The Mechanical Licensing Collective announced Tuesday that it has received a total of $424,384,787 in accrued historical unmatched royalties from Spotify, Apple Music and other digital service providers, along with corresponding data reports that identify the usage related to these royalties. In other words, some songwriters and publishers will be receiving a windfall once the MLC reviews and analyzes the data to pay the copyright holders — the MLC anticipates sending out its first royalty payments and statements in April of 2021
According to the announcement, a total of 20 DSPs separately transferred accrued historical unmatched royalties to the MLC, as part of the 2018 Music Modernization Act’s limitation on liability for past infringement. In addition to the accrued unmatched royalties transferred to the MLC, the DSPs concerned also delivered more than 1,800 data files, which contain in excess of 1.3 terabytes and 9 billion lines of data.
“This is a massive win for music creators and the streaming services themselves,” National Music Publishers Association President/CEO David Israelite said in a statement after the news was announced. “Songwriters and music publishers have for years fought to ensure they were paid accurately and fully by digital streaming services. ‘Unmatched money’ has plagued the industry and today, thanks to the Music Modernization Act, we know that it amounts to just under $425 million – not including money previously paid out in multiple million-dollar settlements. The Mechanical Licensing Collective obtaining this historically unmatched money, doing the research to find its owners, and giving copyright owners a transparent process to claim what is theirs is exciting progress that paves the way for the future growth of streaming that will benefit the entire industry.”

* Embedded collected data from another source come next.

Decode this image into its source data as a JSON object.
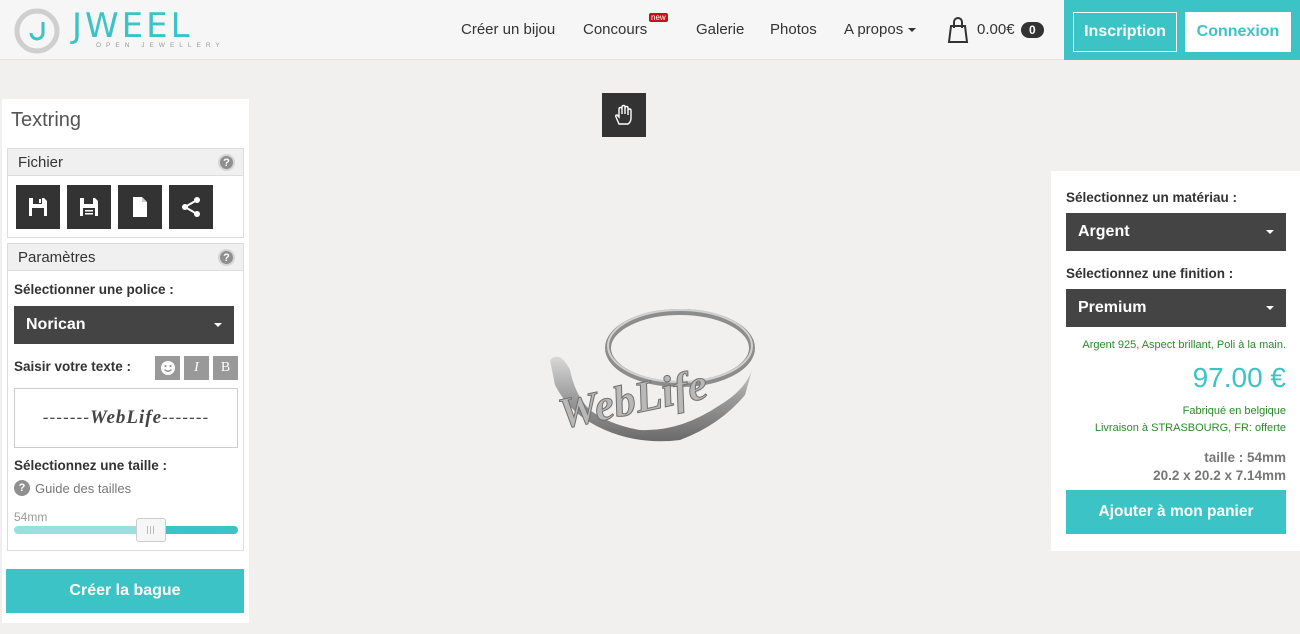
{
  "brand": {
    "name": "JWEEL",
    "tagline": "OPEN JEWELLERY"
  },
  "nav": {
    "create": "Créer un bijou",
    "contest": "Concours",
    "contest_badge": "new",
    "gallery": "Galerie",
    "photos": "Photos",
    "about": "A propos",
    "cart_amount": "0.00€",
    "cart_count": "0"
  },
  "auth": {
    "signup": "Inscription",
    "login": "Connexion"
  },
  "left": {
    "title": "Textring",
    "file": {
      "title": "Fichier",
      "help": "?"
    },
    "params": {
      "title": "Paramètres",
      "help": "?",
      "font_label": "Sélectionner une police :",
      "font_value": "Norican",
      "text_label": "Saisir votre texte :",
      "fmt_italic": "I",
      "fmt_bold": "B",
      "text_prefix": "-------",
      "text_value": "WebLife",
      "text_suffix": "-------",
      "size_label": "Sélectionnez une taille :",
      "size_guide": "Guide des tailles",
      "size_value": "54mm",
      "slider_fraction": 0.61
    },
    "create_button": "Créer la bague"
  },
  "right": {
    "material_label": "Sélectionnez un matériau :",
    "material_value": "Argent",
    "finish_label": "Sélectionnez une finition :",
    "finish_value": "Premium",
    "finish_desc": "Argent 925, Aspect brillant, Poli à la main.",
    "price": "97.00 €",
    "made_in": "Fabriqué en belgique",
    "delivery": "Livraison à STRASBOURG, FR: offerte",
    "size": "taille : 54mm",
    "dimensions": "20.2 x 20.2 x 7.14mm",
    "add_to_cart": "Ajouter à mon panier"
  },
  "colors": {
    "accent": "#3cc3c5",
    "dark": "#333333",
    "success": "#2a8a2a",
    "badge": "#c8101a"
  },
  "icons": {
    "file": [
      "save-icon",
      "save-as-icon",
      "new-document-icon",
      "share-icon"
    ],
    "center": "hand-icon",
    "cart": "shopping-bag-icon"
  }
}
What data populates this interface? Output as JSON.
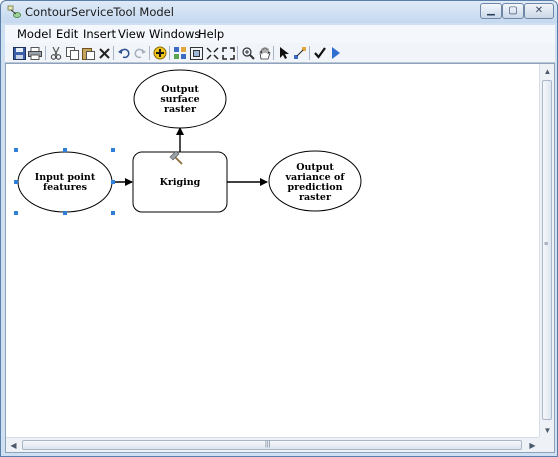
{
  "window": {
    "title": "ContourServiceTool Model",
    "min_label": "▁",
    "max_label": "▢",
    "close_label": "✕"
  },
  "menu": [
    {
      "label": "Model"
    },
    {
      "label": "Edit"
    },
    {
      "label": "Insert"
    },
    {
      "label": "View"
    },
    {
      "label": "Windows"
    },
    {
      "label": "Help"
    }
  ],
  "toolbar": {
    "icons": [
      "save-icon",
      "print-icon",
      "cut-icon",
      "copy-icon",
      "paste-icon",
      "delete-icon",
      "undo-icon",
      "redo-icon",
      "add-data-icon",
      "auto-layout-icon",
      "full-extent-icon",
      "fixed-zoom-in-icon",
      "fixed-zoom-out-icon",
      "zoom-in-icon",
      "pan-icon",
      "select-icon",
      "connect-icon",
      "validate-icon",
      "run-icon"
    ]
  },
  "model": {
    "nodes": {
      "input": {
        "lines": [
          "Input point",
          "features"
        ]
      },
      "tool": {
        "lines": [
          "Kriging"
        ]
      },
      "output_surface": {
        "lines": [
          "Output",
          "surface",
          "raster"
        ]
      },
      "output_variance": {
        "lines": [
          "Output",
          "variance of",
          "prediction",
          "raster"
        ]
      }
    }
  },
  "scroll": {
    "vgrip": "≡",
    "hgrip": "|||"
  }
}
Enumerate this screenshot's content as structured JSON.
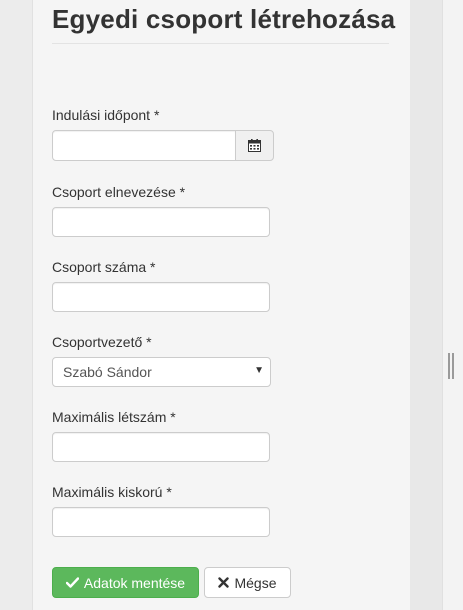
{
  "page": {
    "title": "Egyedi csoport létrehozása"
  },
  "form": {
    "start_date": {
      "label": "Indulási időpont *",
      "value": "",
      "addon_icon": "calendar-icon"
    },
    "group_name": {
      "label": "Csoport elnevezése *",
      "value": ""
    },
    "group_number": {
      "label": "Csoport száma *",
      "value": ""
    },
    "group_leader": {
      "label": "Csoportvezető *",
      "selected": "Szabó Sándor"
    },
    "max_headcount": {
      "label": "Maximális létszám *",
      "value": ""
    },
    "max_minor_age": {
      "label": "Maximális kiskorú *",
      "value": ""
    }
  },
  "actions": {
    "save_label": "Adatok mentése",
    "save_icon": "checkmark-icon",
    "cancel_label": "Mégse",
    "cancel_icon": "close-icon"
  },
  "colors": {
    "save_button_bg": "#5cb85c",
    "panel_bg": "#f5f5f5",
    "page_bg": "#e8e8e8"
  }
}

Looking ahead, the MLC will provide additional information about historical unmatched royalties on a newly-created page on its website entitled, naturally enough, “Historical Unmatched Royalties.” The MLC receives reports from DSPs, collects and distributes royalties, and identifies musical works and their owners. The MLC also maintains a publicly accessible database of information relating to musical works and, to the extent known, the identity and location of the copyright owners. Registered users will also be able to submit claims for unmatched activity that they believe relates to their musical works.
On Jan. 1, the MLC officially began administering a new blanket license covering musical works available on U.S.-based digital audio services. Before the MMA made such a blanket licensing system possible (for US-based DSPs to distribute permanent downloads, limited downloads, and interactive streams), a song-by-song licensing structure was in place. With countless songs on dozens of platforms, it was virtually impossible to license every use of every song, let alone to deliver royalties to rightsholders in a timely fashion
“The MLC has spent more than a year preparing for the License Availability Date, developing numerous resources for creators and music publishers to help them navigate the changes to mechanical licensing, conducting crucial outreach with well over 50 digital service providers (DSPs) and undertaking a widespread outreach campaign to educate music publishers, administrators, self-administered songwriters and others in the broader music industry about The MLC’s mission and purpose,” said Kris Ahrend, CEO of The MLC. “We have also been fortunate to receive valuable input and guidance from our Board and Committee members – songwriters, publishers and digital service executives themselves – which has helped shape The MLC’s mission and scope of work since passage of The MMA. The arrival today of the License Availability Date marks yet another milestone in the process of making the promises of the MMA a reality, and The MLC team could not be more excited.”